Chris Harries
JON (16), whether or not Mr Bartlett is corrupt or just happy to go along with the status quo is almost a moot point in the scheme of things. Nor should we just think about how to get a change of horses at the next state election.

Yes, Labor’s entrenched power has gone to its head. And, yes, the Greens are failing to strike a strong chord with an increasingly disenfranchised and alienated electorate. And, yes, the Liberals seem generally happy with being in Opposition. But why?

If the larger community was aroused, alarmed, excited…. then an election could possibly turn things around. But, let’s face it, Labor is likely to be re-elected unchanged. More of the same. If Lennon could do it, then Bartlett can do it more easily.

But this is not about party politics it is about our flagging, desultory political culture. Labor just happens to be at the helm. It’s what’s at the heart of politics that really counts.

The question is: Why oh why – after so much hard campaigning, economic analysis and highly spirited niche business development – has Tasmania regressed so much in the past 8 years? Why has the bold vision of a clean green state evaporated, especially when that strategy was serving the state economy so well? Why has the government decided to veer in the opposite direction, now even weakening planning laws to facilitate this becoming an industrial estate?

It is now clear that an overt decision has been made in government (but disengeneously not communicated to the electorate) to disassemble the clean and green pathway and pull out all stops that have been ‘getting in the way’ of opportunistic, laissez faire business development. Getting rid of our ‘The Natural State’ number plate message was very symbolic – it signalled a strident change in philosophical direction. But it was merely one step along the way.

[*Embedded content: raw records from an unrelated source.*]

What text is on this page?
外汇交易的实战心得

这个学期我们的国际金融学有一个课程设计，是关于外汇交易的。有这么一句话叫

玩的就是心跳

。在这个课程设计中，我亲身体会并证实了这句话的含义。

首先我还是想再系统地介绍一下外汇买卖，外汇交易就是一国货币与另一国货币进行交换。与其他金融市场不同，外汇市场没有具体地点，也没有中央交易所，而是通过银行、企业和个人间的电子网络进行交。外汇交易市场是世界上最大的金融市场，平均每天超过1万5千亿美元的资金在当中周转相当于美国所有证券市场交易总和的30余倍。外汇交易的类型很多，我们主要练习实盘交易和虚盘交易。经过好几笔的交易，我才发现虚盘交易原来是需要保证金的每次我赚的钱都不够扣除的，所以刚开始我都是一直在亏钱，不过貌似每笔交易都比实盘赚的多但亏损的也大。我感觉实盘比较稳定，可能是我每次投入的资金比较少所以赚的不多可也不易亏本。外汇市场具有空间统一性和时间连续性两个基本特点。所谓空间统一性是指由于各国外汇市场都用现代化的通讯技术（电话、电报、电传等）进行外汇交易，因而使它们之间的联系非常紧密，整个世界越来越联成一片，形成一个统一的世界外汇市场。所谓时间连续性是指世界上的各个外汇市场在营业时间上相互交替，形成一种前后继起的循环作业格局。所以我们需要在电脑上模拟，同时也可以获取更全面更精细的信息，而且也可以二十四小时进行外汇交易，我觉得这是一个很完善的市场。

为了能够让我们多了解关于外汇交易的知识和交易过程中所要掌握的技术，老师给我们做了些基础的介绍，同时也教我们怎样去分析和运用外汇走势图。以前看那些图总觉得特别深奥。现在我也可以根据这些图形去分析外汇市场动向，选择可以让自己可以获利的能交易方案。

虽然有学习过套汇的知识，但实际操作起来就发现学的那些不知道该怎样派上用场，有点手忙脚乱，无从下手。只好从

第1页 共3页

We have to own up to it, this massive regression in vision is our massive failing. We have to question why we have failed. Why has the Tasmanian political outlook become so stultified that it will complacently re-elect such a rinky-dink outfit into office?

Another few years and there will be no turning back because the rich opportunities that Tasmania possesses will either be liquidated or too tarnished to have value. As it is, our economy’s claim to be clean and green can be rightfully challenged as fraudulent in many quarters.

I was on top of Mount Ossa two days ago meeting up with an endless throng of mainland family groups streaming through the park. To their dismay, the majestic vista from the top of Tasmania was almost lost in the smoke haze emanating from NW regeneration burns. They were so disillusioned.

This is the real Tasmania. This is the way our politicians want it. This is what decades of environmental-economics campaigning has produced. A grand farce.

The next state election may be vital but not in the current debating climate. It can only be so if a renewed, forward thinking vision can be projected that stimulates a profound shake-up in the political culture. Doing more of the same will produce more of the same. We have to do things differently.